1. The Fed has convinced the markets that hedonic adjustments were okay.

2. Fed has convinced everybody too ignore monthly increases in food and energy costs.

3. The Fed emphasized GDP growth as the comforting factor against increasing trade deficit and a 8.5 trillion dollar national debt. National Debt accumulation percentage against the GDP was within reasonable historical ranges.

4. The Bond market responds too PPI or CPI values and when better than expected values occur, the bond market goes ballistic. However, the bond market seems disconnected to the value of the dollar and so lost in the bond value is the falling value of the dollar. The dollar is the single biggest determinate of the prices. If prices don’t rise it is the same as selling the commodities at a price reduction. This would mean that increasing supply is the force that keeps prices down or that a financial source is subsidizing the prices to keep them artificially low.

5. Wall Street looks to the bond market as evidence that inflation is well contained. Smart money looks at the foreign exchange at how bad inflation is likely to become. Action in the foreign exchanges will tell how bad inflation is likely to become.

6. The $145 billion dollar stimulus package passed into law by congress will deliver inflation. The Fed makes cheap credit available to the banks. The banks lend the new funds or use them to acquire higher yielding assets. As a result, asset prices, such as stocks, bonds and real estate bid up to bubble levels. The government by printing money and mailing it directly to the citizenry, the stimulus plan cuts out all of the financial middle men and administers the inflation drug directly to the consumer. More money chasing a fix supply of goods only pushes up prices. As the recession worsens the dollar will drop, consumer prices and long term interest rates will rise, and politicians and economist will look for scapegoats. The stimulus package will kill the economy.

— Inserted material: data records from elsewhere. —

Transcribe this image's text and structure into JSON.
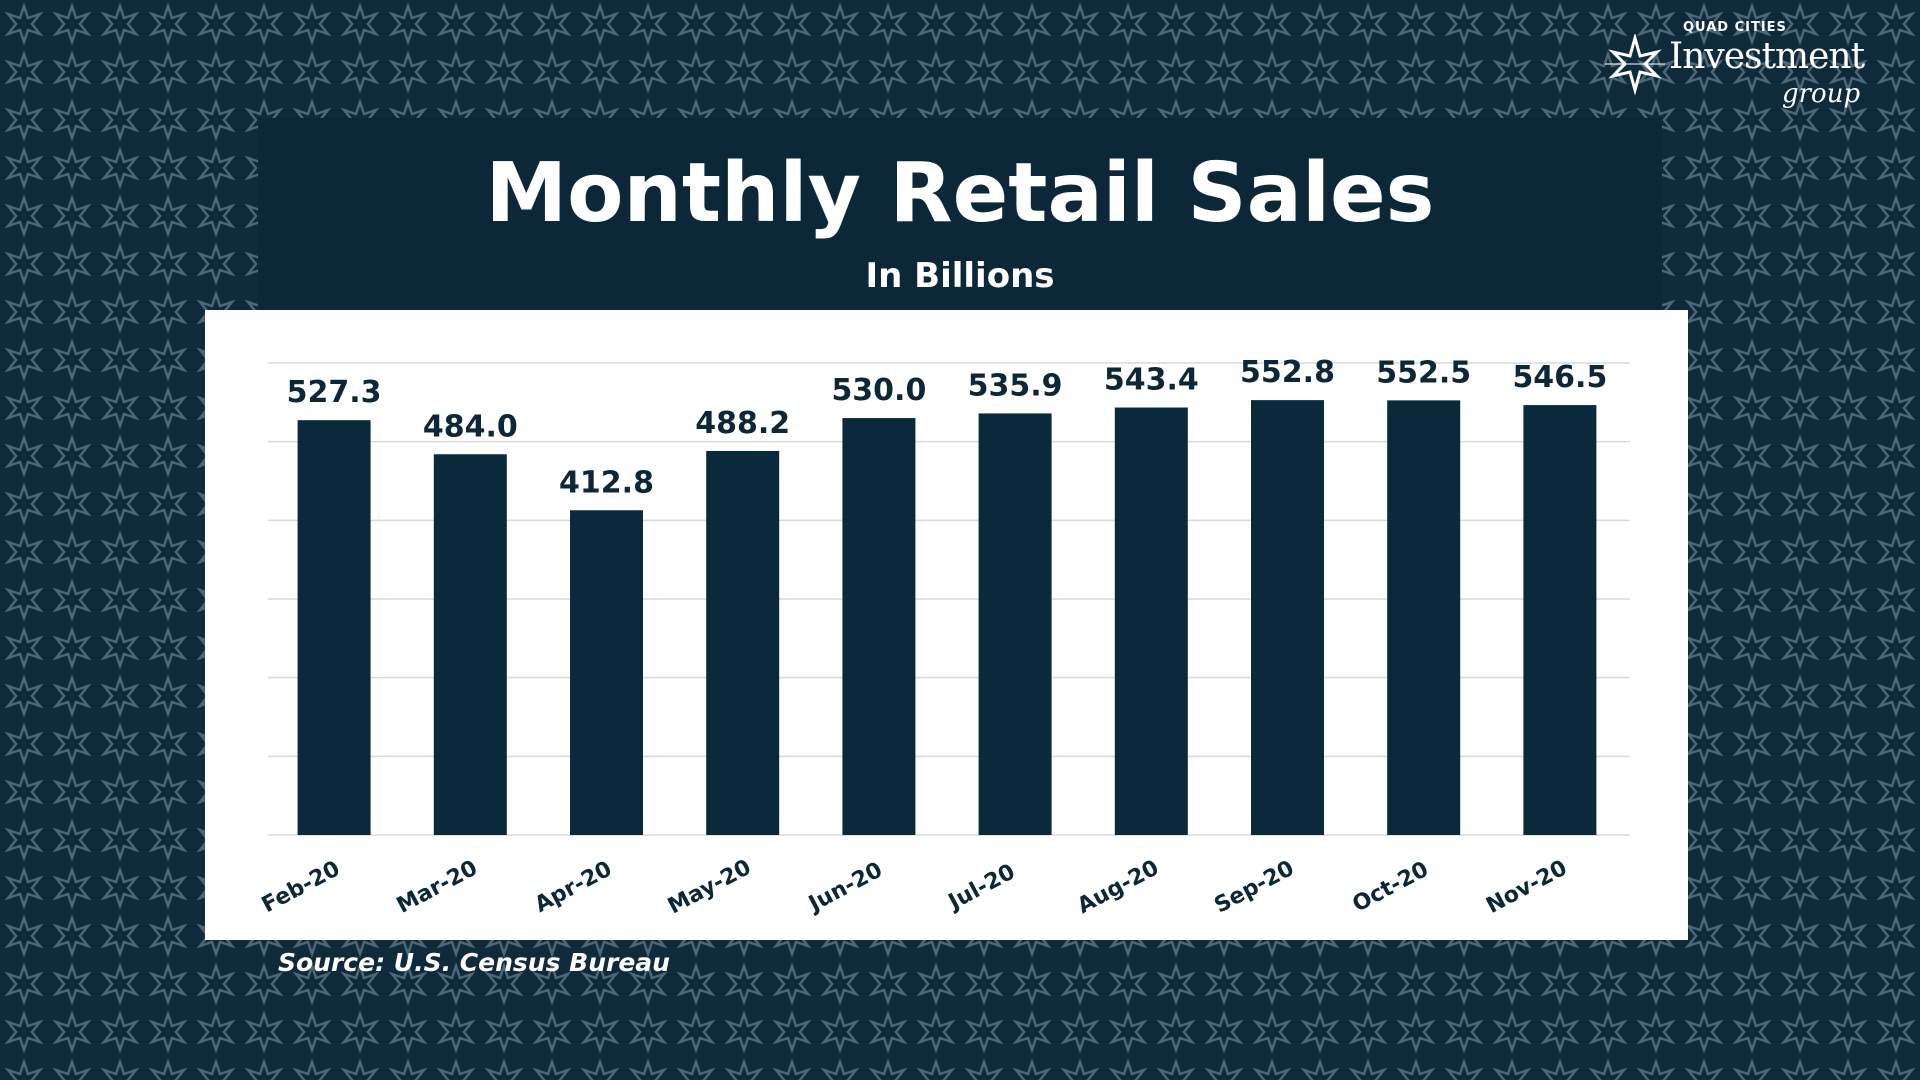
{
  "logo": {
    "line1": "QUAD CITIES",
    "line2": "Investment",
    "line3": "group"
  },
  "colors": {
    "background": "#0e2a3b",
    "bar": "#0a2a3c",
    "panel": "#ffffff",
    "grid": "#d9d9d9"
  },
  "chart_data": {
    "type": "bar",
    "title": "Monthly Retail Sales",
    "subtitle": "In Billions",
    "categories": [
      "Feb-20",
      "Mar-20",
      "Apr-20",
      "May-20",
      "Jun-20",
      "Jul-20",
      "Aug-20",
      "Sep-20",
      "Oct-20",
      "Nov-20"
    ],
    "values": [
      527.3,
      484.0,
      412.8,
      488.2,
      530.0,
      535.9,
      543.4,
      552.8,
      552.5,
      546.5
    ],
    "data_labels": [
      "527.3",
      "484.0",
      "412.8",
      "488.2",
      "530.0",
      "535.9",
      "543.4",
      "552.8",
      "552.5",
      "546.5"
    ],
    "ylim": [
      0,
      600
    ],
    "y_gridline_step": 100,
    "grid": true,
    "y_tick_labels_shown": false,
    "xlabel": "",
    "ylabel": ""
  },
  "source": "Source: U.S. Census Bureau"
}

7. Five reasons for creating inflation: 1. Inflation makes the national debt more manageable because it can be repaid in cheaper dollars 2. The government can purse monetary policies hospitable to debtors even as it accommodates the special interests that lend to them. 3. Inflation finances social programs 4. Inflationary spending is confused with economic growth: GDP used as evidence that inflation is contained. 5.Inflation causes nominal asset prices to rise, such as stocks and real estate, instilling in the minds the illusion of wealth creation.

8. Five areas impacted by inflation: 1. Interest rates on national borrowing 2. Social security payments and other government benefits that are index on inflation 3. Income tax brackets and personal exemptions indexed for inflation 4. Inflation rate premiums.